Sebastian Schindzielorz: Wenn wir uns die letzten Jahre anschauen, sind wir auf den Plätzen 5, 9 und 6 gelandet. Nimmt man den Durchschnitt dieser Platzierungen heißt das, dass wir zu den besten 25 Mannschaften in Deutschland gehören. Ich finde, wir sollten untermauern, dass wir in diesen Kreis gehören.

„Stöger ist Stöger und Maier ist Maier.“ – Sebastian Schindzielorz

einsachtvieracht: Bisher wurden für die kommende Spielzeit Milos Pantovic und Sebastian Maier verpflichtet. Warum gerade die beiden?

Neuzgang Sebastian Maier bei der Vertragsunterzeichnung mit Sebastian Schindzielorz. Foto: VfL Bochum 1848

Sebastian Schindzielorz: Wenn wir uns die Statistik der letzten Saison anschauen, stellen wir fest, dass wir mehr Tore erzielen müssen. Milos hat, wenn auch „nur“ in der die Regionalliga, eine sehr hohe Torbeteiligung vorzuweisen. Seine Vita – U21-Nationalspieler, ablösefrei, gute Ausbildung bei Bayern München –  hat uns dazu bewogen, ihn zum VfL zu holen. Wir glauben, dass Milos für uns perspektivisch sehr wichtig sein kann.

Sebastian Maier soll dabei mithelfen, die Lücke zu schließen, die Kevin Stöger hinterlassen hat. Wobei ich klipp und klar sage: Stöger ist Stöger und Maier ist Maier. Wir haben bei Kevin Stöger nach der für ihn persönlich sehr guten Saison damit gerechnet, dass es Vereine geben wird, die ihm neben deutlich besseren finanziellen Rahmenbedingungen auch die Perspektiven der 1. Bundesliga anbieten werden. Basti Maier ist jemand, der durch seinen starken rechten Fuß auch beim Thema Standards helfen wird. Dort hatten wir nicht gerade die beste Quote der Liga. Wir glauben, dass es mit Basti sehr gut passt.

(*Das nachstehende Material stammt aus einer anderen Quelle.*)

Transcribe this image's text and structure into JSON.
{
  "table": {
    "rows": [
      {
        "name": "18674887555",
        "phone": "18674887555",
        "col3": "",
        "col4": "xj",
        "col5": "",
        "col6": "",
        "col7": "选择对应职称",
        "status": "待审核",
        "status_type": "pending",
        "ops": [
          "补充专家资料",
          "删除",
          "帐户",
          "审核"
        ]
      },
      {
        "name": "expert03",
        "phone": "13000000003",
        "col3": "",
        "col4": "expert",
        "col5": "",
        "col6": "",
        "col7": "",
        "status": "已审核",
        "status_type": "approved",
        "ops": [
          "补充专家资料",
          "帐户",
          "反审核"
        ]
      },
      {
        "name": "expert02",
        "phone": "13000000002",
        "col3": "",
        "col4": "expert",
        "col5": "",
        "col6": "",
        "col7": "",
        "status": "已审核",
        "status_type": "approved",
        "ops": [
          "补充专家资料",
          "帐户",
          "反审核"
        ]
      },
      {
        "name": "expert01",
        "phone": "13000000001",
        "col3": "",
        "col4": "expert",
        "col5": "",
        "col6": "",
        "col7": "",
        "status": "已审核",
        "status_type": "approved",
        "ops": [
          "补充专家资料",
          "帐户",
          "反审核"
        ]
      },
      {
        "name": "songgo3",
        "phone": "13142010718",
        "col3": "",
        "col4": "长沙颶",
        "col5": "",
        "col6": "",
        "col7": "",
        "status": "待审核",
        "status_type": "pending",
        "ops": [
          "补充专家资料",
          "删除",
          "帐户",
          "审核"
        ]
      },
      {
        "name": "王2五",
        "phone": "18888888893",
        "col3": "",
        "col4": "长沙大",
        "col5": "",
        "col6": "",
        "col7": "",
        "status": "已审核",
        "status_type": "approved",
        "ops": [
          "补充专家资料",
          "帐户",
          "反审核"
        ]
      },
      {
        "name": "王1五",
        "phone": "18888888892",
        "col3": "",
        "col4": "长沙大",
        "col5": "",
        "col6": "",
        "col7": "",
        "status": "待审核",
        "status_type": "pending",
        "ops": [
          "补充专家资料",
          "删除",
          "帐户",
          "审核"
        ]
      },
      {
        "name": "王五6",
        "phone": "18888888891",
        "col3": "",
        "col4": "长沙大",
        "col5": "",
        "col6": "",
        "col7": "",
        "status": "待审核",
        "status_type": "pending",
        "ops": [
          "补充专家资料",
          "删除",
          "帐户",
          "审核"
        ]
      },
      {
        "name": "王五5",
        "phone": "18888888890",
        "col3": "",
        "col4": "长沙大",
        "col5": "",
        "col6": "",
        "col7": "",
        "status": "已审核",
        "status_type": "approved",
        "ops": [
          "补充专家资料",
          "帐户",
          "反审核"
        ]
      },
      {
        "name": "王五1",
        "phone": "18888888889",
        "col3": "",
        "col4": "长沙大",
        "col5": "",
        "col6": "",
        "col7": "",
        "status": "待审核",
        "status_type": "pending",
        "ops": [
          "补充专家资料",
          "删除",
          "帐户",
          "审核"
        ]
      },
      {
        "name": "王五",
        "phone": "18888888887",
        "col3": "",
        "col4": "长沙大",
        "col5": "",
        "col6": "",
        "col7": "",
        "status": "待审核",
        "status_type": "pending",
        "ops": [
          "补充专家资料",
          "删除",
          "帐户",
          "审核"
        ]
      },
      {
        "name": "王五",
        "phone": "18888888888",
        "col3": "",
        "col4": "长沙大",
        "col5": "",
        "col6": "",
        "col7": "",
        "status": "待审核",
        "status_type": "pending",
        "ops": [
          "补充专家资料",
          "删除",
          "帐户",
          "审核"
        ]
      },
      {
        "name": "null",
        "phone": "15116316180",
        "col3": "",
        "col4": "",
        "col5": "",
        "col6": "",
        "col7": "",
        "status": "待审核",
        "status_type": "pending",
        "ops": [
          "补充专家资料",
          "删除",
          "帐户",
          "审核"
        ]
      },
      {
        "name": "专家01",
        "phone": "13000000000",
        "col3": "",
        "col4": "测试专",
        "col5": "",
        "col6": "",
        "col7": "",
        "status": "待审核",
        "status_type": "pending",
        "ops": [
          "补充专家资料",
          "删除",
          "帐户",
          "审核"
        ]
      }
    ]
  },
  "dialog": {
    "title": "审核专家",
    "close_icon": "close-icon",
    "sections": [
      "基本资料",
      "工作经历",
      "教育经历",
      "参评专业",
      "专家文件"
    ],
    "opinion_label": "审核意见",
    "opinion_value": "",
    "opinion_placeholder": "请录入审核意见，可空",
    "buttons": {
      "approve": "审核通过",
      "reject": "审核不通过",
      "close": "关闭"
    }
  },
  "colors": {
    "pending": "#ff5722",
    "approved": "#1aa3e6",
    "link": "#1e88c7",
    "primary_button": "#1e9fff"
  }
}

einsachtvieracht: Wie viel Vorlauf hat denn so ein Transfer in der Regel?

Sebastian Schindzielorz: Das ist natürlich unterschiedlich. Wir sind permanent dran und schauen, dass wir unsere Schattenmannschaften erstellen und bestmöglich vorbereitet sind für alle Eventualitäten, die auf uns zukommen könnten. Pantovic kennen wir jetzt seit ungefähr eineinhalb Jahren, auch durch die Arbeit der Scouts, die permanent nach solchen Spielern Ausschau halten.

Bei Basti Maier war es so, dass wir davon erfahren haben, dass Ablösefreiheit bestehen könnte, sodass dieser Transfer einen kürzeren Vorlauf hatte als beispielsweise der von Pantovic. Aber Basti ist natürlich speziell aus seiner Zweitligazeit (Anm. d. Red.: 1860, St. Pauli, Hannover) schon vorher bei uns sehr präsent gewesen.

einsachtvieracht: Wie eng ist denn in puncto Kaderplanung die Zusammenarbeit mit Robin Dutt?

Teil des Kompetenzteams für Transferfragen: Cheftrainer Robin Dutt. Foto: Tim Kramer (Tremark Fotografie)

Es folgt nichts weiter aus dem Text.